Sent: Saturday, January 13, 2007 4:06 PM

To: Eyal Shahar

Subject: Log transformation

Dr. Shahar,

I have been urged by one reviewer to consider log transforming many of the variables in thepaper. Previously you have mentioned that log transforming is generally not necessary. I have had a difficult time finding a good reference on this to reply with and better clarify the thinking behind it. Do you have any good references about when and why or why not to transform variables?

------

My reply:

Good references should be provided by those who argue that transformation is needed (and they should also explain why). In a nut shell:

1. Are we talking about the dependent variable (y) or about an independent variable (x) or both?

2. If we talk about the dependent variable (which is not your case), the story may be traced to misunderstanding of the assumptions of the linear regression model. None of the assumptions of that model require a normally distributed dependent variable. See, for example: Allison PD: multiple regression-a primer (a book). On page 130 he writes:

"Much confusion exists about the normality assumption for multiple regression. Many people think that all the variables in a regression equation must be normally distributed. Nothing could be further from the truth. The only variable that is assumed to have a normal distribution is the disturbance term U, which is something we can't observe directly. The x variables can have any kind of distribution. Because y is a linear function of both the x's and U, there's no requirement that y be normally distributed either.

Another thing to keep in mind about the normality assumption is that it's probably the least important of the five assumptions...."

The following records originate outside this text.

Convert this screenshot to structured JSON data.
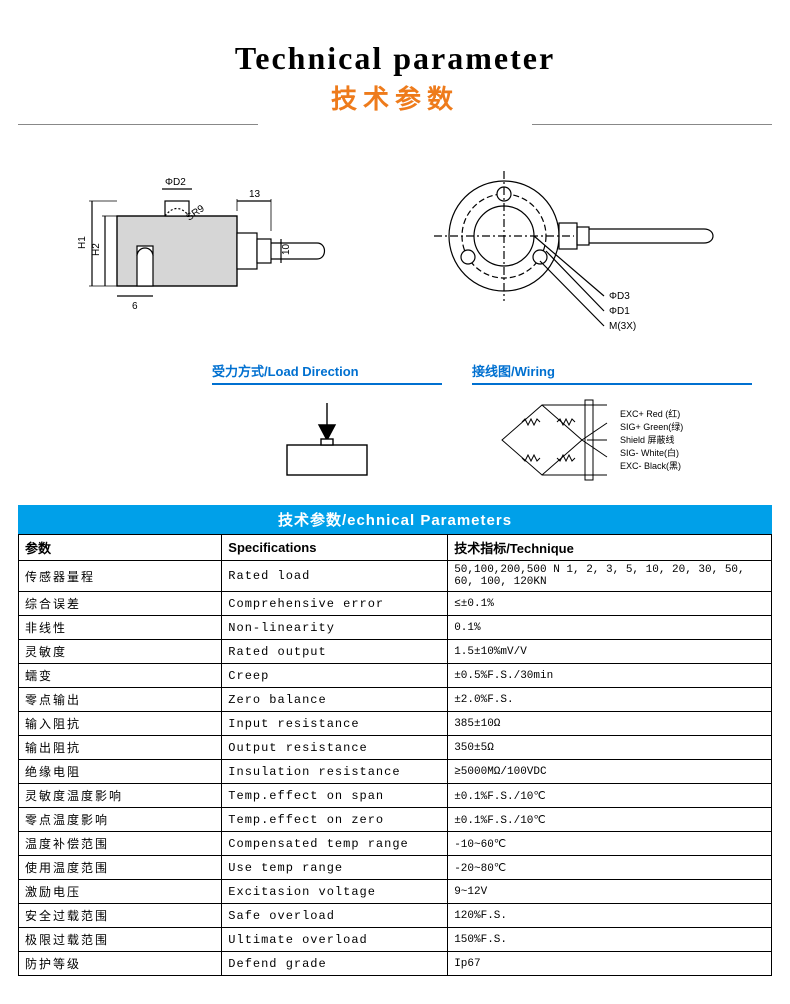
{
  "header": {
    "title": "Technical parameter",
    "subtitle": "技术参数"
  },
  "diagram_side": {
    "labels": [
      "H1",
      "H2",
      "6",
      "ΦD2",
      "SR9",
      "13",
      "10"
    ]
  },
  "diagram_top": {
    "labels": [
      "ΦD3",
      "ΦD1",
      "M(3X)"
    ]
  },
  "load_section": {
    "title": "受力方式/Load Direction"
  },
  "wiring_section": {
    "title": "接线图/Wiring",
    "lines": [
      "EXC+ Red  (红)",
      "SIG+ Green(绿)",
      "Shield  屏蔽线",
      "SIG- White(白)",
      "EXC- Black(黑)"
    ]
  },
  "table": {
    "banner": "技术参数/echnical Parameters",
    "head": [
      "参数",
      "Specifications",
      "技术指标/Technique"
    ],
    "rows": [
      [
        "传感器量程",
        "Rated load",
        "50,100,200,500 N 1, 2, 3, 5, 10, 20, 30, 50, 60, 100, 120KN"
      ],
      [
        "综合误差",
        "Comprehensive error",
        "≤±0.1%"
      ],
      [
        "非线性",
        "Non-linearity",
        "0.1%"
      ],
      [
        "灵敏度",
        "Rated output",
        "1.5±10%mV/V"
      ],
      [
        "蠕变",
        "Creep",
        "±0.5%F.S./30min"
      ],
      [
        "零点输出",
        "Zero balance",
        "±2.0%F.S."
      ],
      [
        "输入阻抗",
        "Input resistance",
        "385±10Ω"
      ],
      [
        "输出阻抗",
        "Output resistance",
        "350±5Ω"
      ],
      [
        "绝缘电阻",
        "Insulation resistance",
        "≥5000MΩ/100VDC"
      ],
      [
        "灵敏度温度影响",
        "Temp.effect on span",
        "±0.1%F.S./10℃"
      ],
      [
        "零点温度影响",
        "Temp.effect on zero",
        "±0.1%F.S./10℃"
      ],
      [
        "温度补偿范围",
        "Compensated temp range",
        "-10~60℃"
      ],
      [
        "使用温度范围",
        "Use temp range",
        "-20~80℃"
      ],
      [
        "激励电压",
        "Excitasion voltage",
        "9~12V"
      ],
      [
        "安全过载范围",
        "Safe overload",
        "120%F.S."
      ],
      [
        "极限过载范围",
        "Ultimate overload",
        "150%F.S."
      ],
      [
        "防护等级",
        "Defend grade",
        "Ip67"
      ]
    ]
  },
  "colors": {
    "accent": "#ee7b1b",
    "blue": "#00a0e9",
    "link_blue": "#0070d0"
  }
}
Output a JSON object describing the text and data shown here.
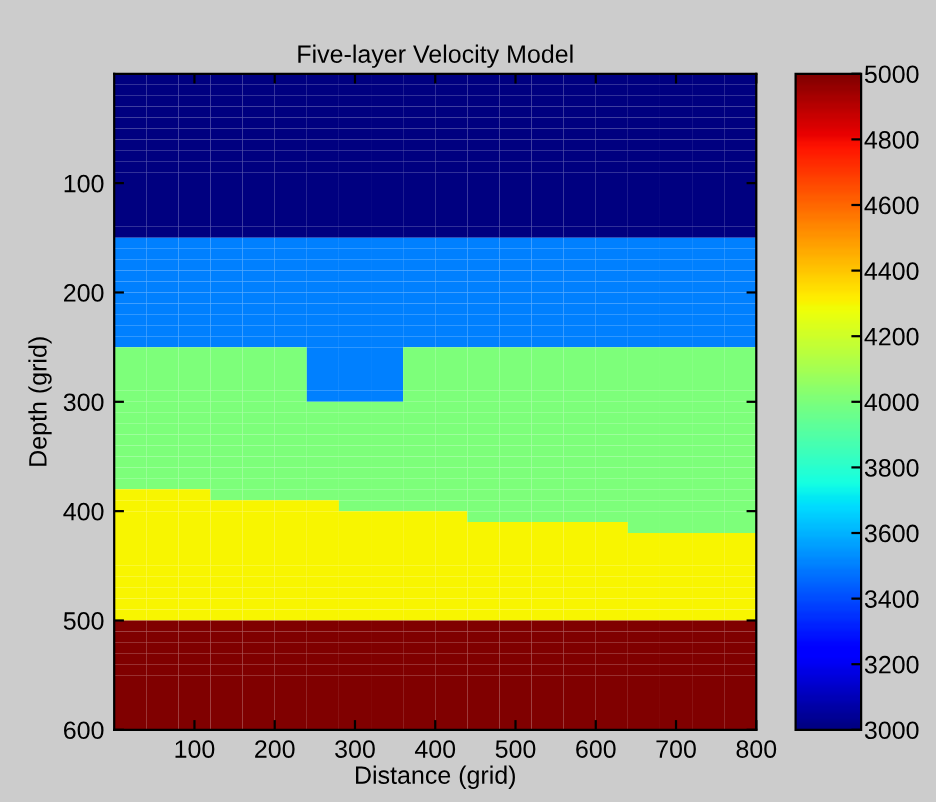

3. Sometimes, however, log transformation of the DEPENDENT variable helps to satisfy another assumption of linear regression (homoscedasticity). (see page 154). Nonetheless, for reasons that have nothing to do with classical statistics or model assumptions, I actually argue that the dependent variables in linear regression should ALWAYS be log-transformed, followed by computation of a geometric mean ratio (rather than a mean difference.) I am talking about linear regression in the context of estimating an effect--not for purely predictive purpose. The explanation is too long and goes back to fundamental questions about measuring effects: should effects be measured as differences or as ratios, or may we simply toss a coin to decide?

4. If we talk about the independent variable (x), then log-transformation is, in my view, nonsense. The issue turns to be exploring the dose-response function for a continuous exposure, and there is an inventory of methods to do so. Log-transformation does not help much, if at all. Here, my argument applies to ANY regression model (linear, logistic, Cox, etc.)